David Price

Personal information
- Born: 13 August 1910 Cape Town, Cape Province, South Africa
- Died: 6 July 1942 (aged 31) HMS Niger, Denmark Strait, off Iceland
- Batting: Right-handed
- Bowling: Right-arm medium pace

Domestic team information
- 1934–1939: Western Province

Career statistics
| Competition | First-class |
| Matches | 14 |
| Runs scored | 204 |
| Batting average | 13.60 |
| 100s/50s | –/– |
| Top score | 28* |
| Balls bowled | 1785 |
| Wickets | 48 |
| Bowling average | 37.18 |
| 5 wickets in innings | 1 |
| 10 wickets in match | – |
| Best bowling | 5/124 |
| Catches/stumpings | 9/– |
- Source: Cricinfo, 10 August 2020

= David Price (South African cricketer) =

South African cricketer (1910–1942)

David Price (13 August 1910 – 6 July 1942) was a South African first-class cricketer and South African Navy rating.

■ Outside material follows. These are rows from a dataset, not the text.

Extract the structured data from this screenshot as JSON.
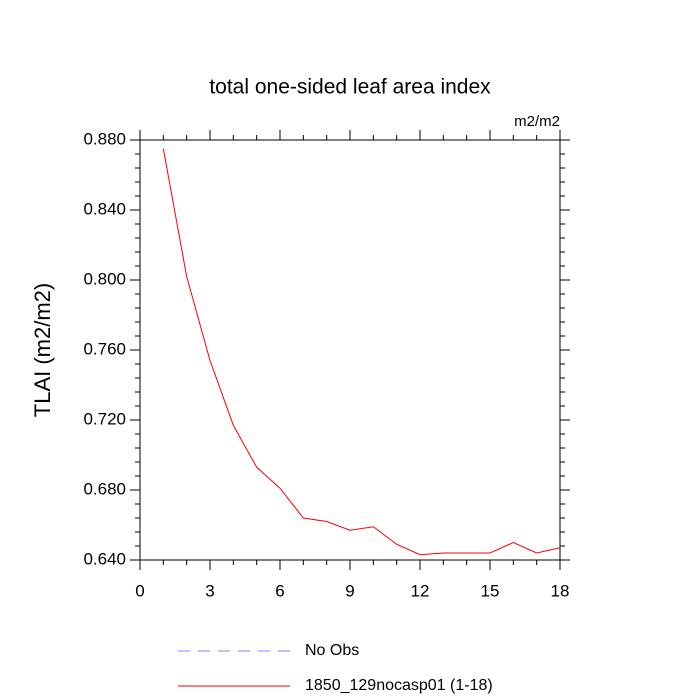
{
  "chart_data": {
    "type": "line",
    "title": "total one-sided leaf area index",
    "units": "m2/m2",
    "y_label": "TLAI  (m2/m2)",
    "x": [
      1,
      2,
      3,
      4,
      5,
      6,
      7,
      8,
      9,
      10,
      11,
      12,
      13,
      14,
      15,
      16,
      17,
      18
    ],
    "series": [
      {
        "name": "No Obs",
        "color": "#8080ff",
        "dashed": true,
        "values": [
          null,
          null,
          null,
          null,
          null,
          null,
          null,
          null,
          null,
          null,
          null,
          null,
          null,
          null,
          null,
          null,
          null,
          null
        ]
      },
      {
        "name": "1850_129nocasp01 (1-18)",
        "color": "#ff0000",
        "dashed": false,
        "values": [
          0.875,
          0.802,
          0.754,
          0.717,
          0.693,
          0.681,
          0.664,
          0.662,
          0.657,
          0.659,
          0.649,
          0.643,
          0.644,
          0.644,
          0.644,
          0.65,
          0.644,
          0.647
        ]
      }
    ],
    "xlim": [
      0,
      18
    ],
    "xticks": [
      0,
      3,
      6,
      9,
      12,
      15,
      18
    ],
    "ylim": [
      0.64,
      0.88
    ],
    "yticks": [
      {
        "value": 0.64,
        "label": "0.640"
      },
      {
        "value": 0.68,
        "label": "0.680"
      },
      {
        "value": 0.72,
        "label": "0.720"
      },
      {
        "value": 0.76,
        "label": "0.760"
      },
      {
        "value": 0.8,
        "label": "0.800"
      },
      {
        "value": 0.84,
        "label": "0.840"
      },
      {
        "value": 0.88,
        "label": "0.880"
      }
    ]
  }
}
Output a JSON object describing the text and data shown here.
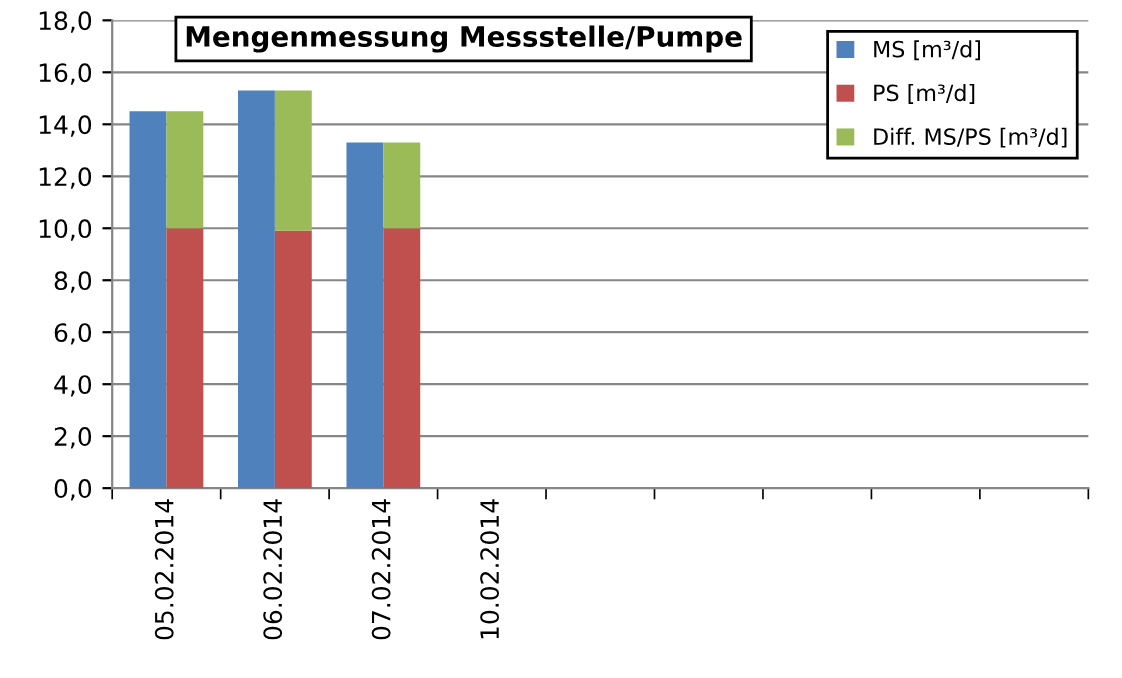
{
  "chart_data": {
    "type": "bar",
    "title": "Mengenmessung Messstelle/Pumpe",
    "categories": [
      "05.02.2014",
      "06.02.2014",
      "07.02.2014",
      "10.02.2014",
      null,
      null,
      null,
      null,
      null
    ],
    "series": [
      {
        "name": "MS [m³/d]",
        "color": "#4f81bd",
        "values": [
          14.5,
          15.3,
          13.3,
          null,
          null,
          null,
          null,
          null,
          null
        ]
      },
      {
        "name": "PS [m³/d]",
        "color": "#c0504d",
        "values": [
          10.0,
          9.9,
          10.0,
          null,
          null,
          null,
          null,
          null,
          null
        ]
      },
      {
        "name": "Diff. MS/PS [m³/d]",
        "color": "#9bbb59",
        "values": [
          4.5,
          5.4,
          3.3,
          null,
          null,
          null,
          null,
          null,
          null
        ],
        "base": [
          10.0,
          9.9,
          10.0,
          null,
          null,
          null,
          null,
          null,
          null
        ]
      }
    ],
    "ylim": [
      0,
      18
    ],
    "yticks": [
      {
        "value": 0,
        "label": "0,0"
      },
      {
        "value": 2,
        "label": "2,0"
      },
      {
        "value": 4,
        "label": "4,0"
      },
      {
        "value": 6,
        "label": "6,0"
      },
      {
        "value": 8,
        "label": "8,0"
      },
      {
        "value": 10,
        "label": "10,0"
      },
      {
        "value": 12,
        "label": "12,0"
      },
      {
        "value": 14,
        "label": "14,0"
      },
      {
        "value": 16,
        "label": "16,0"
      },
      {
        "value": 18,
        "label": "18,0"
      }
    ],
    "grid": "y",
    "legend": "top right"
  }
}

Born in Cape Town in August 1910, Price appeared in fourteen first-class matches for Western Province between 1934 and 1939. In batting, Price scored 204 runs, his top score being 28* and his batting average clocking in at 37.18. With his right-arm medium pace bowling, Price took 28 wickets with his best bowling being 5 for 124.

During the Second World War, Price served in the South African Navy as an able seaman, being assigned to the minesweeper . On 6 July 1942, while serving in Arctic convoy QP 13, the Niger collided with a British-laid mine and sank, killing Price and 118 other sailors aboard. His body was never recovered and he is commemorated on the Plymouth Naval Memorial.